Attending Texas High has helped Baker be the best he can be at his job. The diverse campus has helped him understand different backgrounds and how to interact with people from distinct upbringings.

“My time and experience at Texas High helped me to be more understanding of different cultures and backgrounds that people come from. Texas High has a diverse campus with the availability to get to know different students from all walks of life,” Baker said. “During my time at Texas High, I was a social student and that allowed me to get to know students from different cultures. I believe this allowed me to be more understanding of those that we come in contact with in my law enforcement career.”

Being in law enforcement isn’t an easy job. Officers on campus have to be observant to make sure no dangers come on campus so we can have an undisruptive learning environment. 
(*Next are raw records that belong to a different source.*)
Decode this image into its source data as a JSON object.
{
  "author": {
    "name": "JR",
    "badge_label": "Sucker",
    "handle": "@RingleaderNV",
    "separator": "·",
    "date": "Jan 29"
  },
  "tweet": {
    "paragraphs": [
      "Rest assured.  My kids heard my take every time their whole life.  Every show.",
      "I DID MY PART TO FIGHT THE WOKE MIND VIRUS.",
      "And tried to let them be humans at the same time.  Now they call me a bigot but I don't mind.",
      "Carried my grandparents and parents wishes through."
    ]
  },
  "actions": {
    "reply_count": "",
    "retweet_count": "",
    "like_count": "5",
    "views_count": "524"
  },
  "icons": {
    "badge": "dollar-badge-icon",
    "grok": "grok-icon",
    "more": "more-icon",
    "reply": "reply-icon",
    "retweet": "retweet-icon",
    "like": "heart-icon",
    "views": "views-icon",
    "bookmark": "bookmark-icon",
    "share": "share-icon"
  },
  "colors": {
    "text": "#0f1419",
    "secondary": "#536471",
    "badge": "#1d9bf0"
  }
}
“Our day to day job is fluent,” Baker said. “We patrol the campuses and get to know the students. We can conduct investigations and take appropriate actions when laws have been broken. We stay vigilant to help make sure the schools are safe for our staff and students. By staying vigilant, we can work towards having a positive working and learning environment for the staff and students alike.”

Circling back to TISD felt like the right decision for Baker. 

“This is where I grew up and it laid the foundation for the person I am today,” Baker said. “I am happy to be back and hope that I can help students to grow and flourish and work toward a career that makes them happy.”